Andrew Brereton, who worked for 12 Yard, went home to his mum and dad’s in Stoke, and they’d just come off a coach trip. They were regaling him about the different couples and people being late, and everywhere they went and what they did, and who their guide was, and on the train from Stoke back to London, he had the idea for Coach Trip. My boss got an email saying they wanted a tour guide, and she recommended me, so I went down for an interview and got the job.

 

What have been your favourite places to visit?
I used to live and work in Barcelona, so I always love going back there. It’s a beautiful city.
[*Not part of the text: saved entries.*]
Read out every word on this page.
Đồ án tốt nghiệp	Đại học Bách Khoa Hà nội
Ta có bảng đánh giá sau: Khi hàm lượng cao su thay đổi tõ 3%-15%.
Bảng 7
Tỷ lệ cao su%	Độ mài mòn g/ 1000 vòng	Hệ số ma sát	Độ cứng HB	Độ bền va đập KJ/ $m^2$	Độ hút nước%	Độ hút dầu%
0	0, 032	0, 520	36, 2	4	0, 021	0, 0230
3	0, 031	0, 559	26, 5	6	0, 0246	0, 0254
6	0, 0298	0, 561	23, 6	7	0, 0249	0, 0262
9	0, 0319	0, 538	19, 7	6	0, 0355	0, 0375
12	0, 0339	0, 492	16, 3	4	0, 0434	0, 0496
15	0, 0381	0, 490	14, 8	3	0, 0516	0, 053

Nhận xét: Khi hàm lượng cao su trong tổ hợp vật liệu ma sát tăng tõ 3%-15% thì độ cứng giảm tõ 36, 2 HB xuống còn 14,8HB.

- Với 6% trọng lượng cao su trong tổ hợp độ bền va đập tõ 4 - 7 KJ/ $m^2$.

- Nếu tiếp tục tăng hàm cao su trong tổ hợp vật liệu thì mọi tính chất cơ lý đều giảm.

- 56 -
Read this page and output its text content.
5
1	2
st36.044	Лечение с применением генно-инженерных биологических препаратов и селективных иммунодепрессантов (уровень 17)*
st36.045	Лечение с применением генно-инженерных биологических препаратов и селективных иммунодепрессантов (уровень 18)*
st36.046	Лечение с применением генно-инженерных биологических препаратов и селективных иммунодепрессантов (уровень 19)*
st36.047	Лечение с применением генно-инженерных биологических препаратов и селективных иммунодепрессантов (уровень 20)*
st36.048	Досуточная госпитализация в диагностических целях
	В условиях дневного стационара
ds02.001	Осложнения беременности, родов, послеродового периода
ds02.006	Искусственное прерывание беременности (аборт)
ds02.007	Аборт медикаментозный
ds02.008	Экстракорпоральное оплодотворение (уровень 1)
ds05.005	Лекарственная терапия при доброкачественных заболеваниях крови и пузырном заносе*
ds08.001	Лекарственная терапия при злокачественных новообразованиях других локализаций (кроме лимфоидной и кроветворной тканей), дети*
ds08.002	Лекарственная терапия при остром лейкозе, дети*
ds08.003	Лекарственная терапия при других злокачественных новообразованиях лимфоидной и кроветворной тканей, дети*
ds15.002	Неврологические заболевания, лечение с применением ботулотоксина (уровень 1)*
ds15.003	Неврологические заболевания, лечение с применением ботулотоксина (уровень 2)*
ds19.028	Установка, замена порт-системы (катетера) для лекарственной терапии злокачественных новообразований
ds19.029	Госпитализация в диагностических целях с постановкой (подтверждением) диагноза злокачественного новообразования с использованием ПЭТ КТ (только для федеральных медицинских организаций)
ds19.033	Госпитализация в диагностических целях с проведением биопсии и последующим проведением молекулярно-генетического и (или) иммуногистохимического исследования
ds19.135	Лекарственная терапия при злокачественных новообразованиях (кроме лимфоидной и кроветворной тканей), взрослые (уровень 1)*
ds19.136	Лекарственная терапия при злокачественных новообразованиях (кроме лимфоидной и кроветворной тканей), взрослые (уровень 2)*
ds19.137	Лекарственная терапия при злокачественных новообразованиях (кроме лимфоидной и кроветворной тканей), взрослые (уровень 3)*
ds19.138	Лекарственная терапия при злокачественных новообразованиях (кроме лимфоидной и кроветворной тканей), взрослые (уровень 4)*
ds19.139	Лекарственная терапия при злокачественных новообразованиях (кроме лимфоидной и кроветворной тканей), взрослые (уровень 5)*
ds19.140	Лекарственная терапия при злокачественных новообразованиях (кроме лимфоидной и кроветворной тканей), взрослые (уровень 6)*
It hasn’t been spoilt. There’s nothing like going down the Grand Canal in Venice, that’s amazing. I love Rome, Florence is stunning, Pisa. And the South of France is stunning, and the whole of Tuscany! And never mind the places, it’s what we eat. You get to Italy and eat the best pasta. And the weight goes on!

 

Have you had favourite coach-trippers over the years?
Yeah. The longer they stay on, the more I get to know them. I’ve kept in touch with one or two from earlier tours, but it’s very difficult to keep in touch because there are so many couples. But when I do panto at Christmas, a lot of them come and visit me. I’ve had whole groups of them turn up from London! But to physically keep in touch with so many of them is difficult.

 

What about any less-favoured coach-trippers?
Yeah, it was one couple, two ladies, and one was a night club owner in London. And they arrived and I took them to lunch. She started ordering double vodkas, and I said she couldn’t do that, she could order a beer or a glass of wine, but she needed to be sober for the vote. So we had a row about her alcohol consumption. I think she lasted a day, and then left of her own volition. She said it wasn’t the tour she wanted to be on. So they decided to leave. I don’t think they really knew what the show was about, I think they just thought they could waltz round Europe on a coach, drinking vodka.